The girl pondered for a while. “I’m not sure I want to tell it to everyone right now, I’d like to keep it as a secret for myself for a while, with you as the guardian of it.” She leaned toward her mother’s body and hugged her waist. They did not often hug these days, now that she was almost completely grown, but once in a while they still felt the need for closeness, as they did when she was a child.

 

“What do you think, then?” the Huntress asked.

 

“I have an idea but I want to think about it a little more, and hear other people’s ideas. Then, at the end of my thinking, I’ll ask what you think. I want to know, but I have an idea we think very much alike.”

 

Yes, the Huntress thought, they did have similar ideas, most times, although their behavior was rather different.

 

The big day of the Party arrived. Food was prepared, and strong drink made from the fruit of the forest; the Camp’s clearing was cleaned of rubbish, and new flowers suddenly appeared as if by magic. People who intended to take part in the dancing put on new grass skirts; young and old, men and women, were arranged separately for their performances. The musicians picked up their reed pipes and their wood drums and the ceremony began.

 

Then, in the center of the dance, the Huntress’ Daughter appeared with a new dance performed by her feet and her agile body. That was a declaration, the Huntress and everyone else knew that a name had been chosen and no one could suggest anything else. From that day onward the Huntress’s Daughter was to be called Dancer, and no other name would suit her.

 

Later, when they were sitting by themselves together, as they used to do sometimes in the old days, the Dancer said to the Huntress, “I did not tell you before, but it was when I was dancing in the forest that the Goddess of the Wood appeared to me. That’s why I had to have this particular name.”

 ***

A few days after the Party, after both mother and daughter had recovered, the Huntress said to the Dancer, “You know all the ways of the forest as I know, and you are as perfectly skilled as a huntress as I was at your age. Now it’s time for you to go on your own and fulfill your calling there, and it’s time for me to stay behind.
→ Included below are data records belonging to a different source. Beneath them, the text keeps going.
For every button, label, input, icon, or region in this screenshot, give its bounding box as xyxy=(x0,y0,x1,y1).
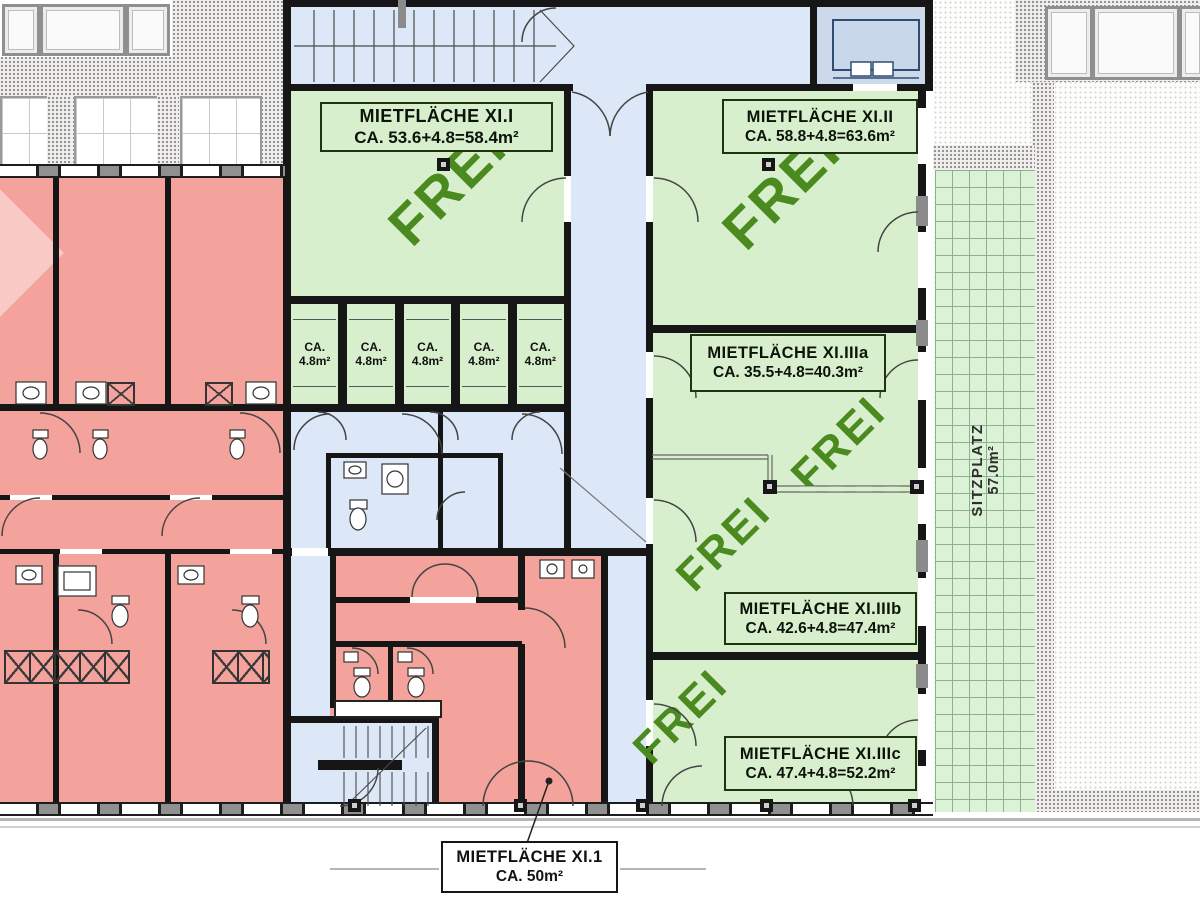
room-area: CA. 53.6+4.8=58.4m² xyxy=(354,128,518,148)
window-frame xyxy=(126,4,170,56)
corridor-lower-right xyxy=(607,556,648,808)
terrace-gravel-band-left xyxy=(1032,82,1054,792)
cell-area: 4.8m² xyxy=(525,354,556,368)
cell-area: 4.8m² xyxy=(355,354,386,368)
wardrobe-band xyxy=(4,650,130,684)
wardrobe-box xyxy=(205,382,233,406)
wall-segment xyxy=(165,554,171,806)
column-marker xyxy=(760,799,773,812)
label-xi-iiib: MIETFLÄCHE XI.IIIb CA. 42.6+4.8=47.4m² xyxy=(724,592,917,645)
skylight-divider xyxy=(157,96,178,164)
column-marker xyxy=(348,799,361,812)
skylight xyxy=(0,96,49,168)
wall-segment xyxy=(388,647,393,702)
label-xi-iiia: MIETFLÄCHE XI.IIIa CA. 35.5+4.8=40.3m² xyxy=(690,334,886,392)
wall-segment xyxy=(432,716,439,812)
room-name: MIETFLÄCHE XI.IIIa xyxy=(707,344,868,363)
wc-common-block xyxy=(285,412,650,554)
room-area: CA. 58.8+4.8=63.6m² xyxy=(745,128,895,146)
room-name: MIETFLÄCHE XI.IIIb xyxy=(739,600,901,619)
wardrobe-box xyxy=(107,382,135,406)
wall-segment xyxy=(326,453,331,553)
door-opening xyxy=(918,352,926,400)
wall-pier xyxy=(916,196,928,226)
wall-segment xyxy=(318,760,402,770)
storage-cell: CA.4.8m² xyxy=(395,304,451,404)
storage-cell: CA.4.8m² xyxy=(291,304,338,404)
wall-segment xyxy=(646,652,926,660)
window-frame xyxy=(1045,6,1093,80)
room-name: MIETFLÄCHE XI.II xyxy=(747,108,894,127)
storage-cell: CA.4.8m² xyxy=(338,304,394,404)
wall-segment xyxy=(326,453,503,458)
wall-segment xyxy=(283,548,650,556)
storage-niche xyxy=(334,700,442,718)
door-opening xyxy=(10,495,52,500)
column-marker xyxy=(437,158,450,171)
room-name: MIETFLÄCHE XI.IIIc xyxy=(740,745,901,764)
door-opening xyxy=(646,498,653,544)
wall-segment xyxy=(810,0,817,90)
room-area: CA. 47.4+4.8=52.2m² xyxy=(746,765,896,783)
window-frame xyxy=(2,4,40,56)
cell-label: CA. xyxy=(474,340,495,354)
storage-cell: CA.4.8m² xyxy=(508,304,564,404)
skylight xyxy=(180,96,262,168)
wall-segment xyxy=(283,296,571,304)
door-opening xyxy=(646,352,653,398)
facade-line xyxy=(0,818,1200,821)
skylight xyxy=(74,96,159,168)
door-opening xyxy=(918,108,926,164)
door-opening xyxy=(230,549,272,554)
floor-plan: CA.4.8m² CA.4.8m² CA.4.8m² CA.4.8m² CA.4… xyxy=(0,0,1200,901)
room-name: MIETFLÄCHE XI.1 xyxy=(456,848,602,867)
door-opening xyxy=(918,468,926,524)
cell-label: CA. xyxy=(417,340,438,354)
door-opening xyxy=(646,176,653,222)
cell-area: 4.8m² xyxy=(412,354,443,368)
label-xi-iiic: MIETFLÄCHE XI.IIIc CA. 47.4+4.8=52.2m² xyxy=(724,736,917,791)
sitzplatz-area: 57.0m² xyxy=(986,446,1002,495)
column-marker xyxy=(763,480,777,494)
column-marker xyxy=(910,480,924,494)
facade-line xyxy=(0,826,1200,828)
door-opening xyxy=(918,578,926,626)
column-marker xyxy=(762,158,775,171)
wall-segment xyxy=(283,404,571,412)
wall-segment xyxy=(438,412,443,552)
cell-label: CA. xyxy=(530,340,551,354)
window-frame xyxy=(1092,6,1180,80)
door-opening xyxy=(918,232,926,288)
cell-label: CA. xyxy=(361,340,382,354)
room-area: CA. 35.5+4.8=40.3m² xyxy=(713,364,863,382)
wall-pier xyxy=(916,664,928,688)
label-xi-i: MIETFLÄCHE XI.I CA. 53.6+4.8=58.4m² xyxy=(320,102,553,152)
door-opening xyxy=(170,495,212,500)
elevator-shaft xyxy=(817,7,925,84)
wall-segment xyxy=(165,172,171,404)
wall-pier xyxy=(916,320,928,346)
wall-segment xyxy=(283,0,933,7)
wall-segment xyxy=(646,325,926,333)
wall-segment xyxy=(518,644,525,808)
door-opening xyxy=(410,597,476,603)
cell-area: 4.8m² xyxy=(468,354,499,368)
wall-pier xyxy=(916,540,928,572)
wall-segment xyxy=(925,0,933,90)
wall-segment xyxy=(283,84,573,91)
window-frame xyxy=(1179,6,1200,80)
sitzplatz-name: SITZPLATZ xyxy=(969,423,986,516)
column-marker xyxy=(908,799,921,812)
sitzplatz-label: SITZPLATZ 57.0m² xyxy=(935,390,1035,550)
cell-area: 4.8m² xyxy=(299,354,330,368)
room-area: CA. 50m² xyxy=(496,868,563,886)
door-opening xyxy=(564,176,571,222)
room-area: CA. 42.6+4.8=47.4m² xyxy=(746,620,896,638)
terrace-gravel-band-bottom xyxy=(1032,790,1200,812)
terrace-gravel-band-sitz xyxy=(933,145,1035,170)
window-frame xyxy=(40,4,126,56)
door-opening xyxy=(853,84,897,91)
door-opening xyxy=(60,549,102,554)
label-xi-1: MIETFLÄCHE XI.1 CA. 50m² xyxy=(441,841,618,893)
storage-cell: CA.4.8m² xyxy=(451,304,507,404)
wall-segment xyxy=(498,453,503,553)
window-band-top xyxy=(0,164,285,178)
column-marker xyxy=(514,799,527,812)
window-band-bottom xyxy=(0,802,933,816)
wall-segment xyxy=(564,86,571,556)
room-name: MIETFLÄCHE XI.I xyxy=(360,106,514,127)
door-opening xyxy=(292,548,328,556)
wardrobe-band xyxy=(212,650,270,684)
cell-label: CA. xyxy=(304,340,325,354)
storage-cells: CA.4.8m² CA.4.8m² CA.4.8m² CA.4.8m² CA.4… xyxy=(291,304,564,404)
wall-segment xyxy=(601,556,608,808)
wall-segment xyxy=(0,404,285,411)
label-xi-ii: MIETFLÄCHE XI.II CA. 58.8+4.8=63.6m² xyxy=(722,99,918,154)
column-marker xyxy=(636,799,649,812)
door-opening xyxy=(918,694,926,750)
wall-segment xyxy=(53,172,59,404)
wall-pier xyxy=(398,0,406,28)
skylight-divider xyxy=(47,96,72,164)
wall-segment xyxy=(330,641,522,647)
wall-segment xyxy=(330,556,336,708)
I’m too old for the job and cannot fulfill it properly, so I’d better do easier tasks from now on, join the gathering groups and do light chores as befits my age.”

 

“I’m sorry we won’t go out together anymore, Mother,” the girl said, her dark eyes shining with standing tears.

 

“Once in a while I can still come with you, Daughter,” the Huntress said, fondly, “but from now on you’re in charge and I’ll do what you say. Good luck to you, Dancer, and may the Goddess of the Wood have you always in her sight.”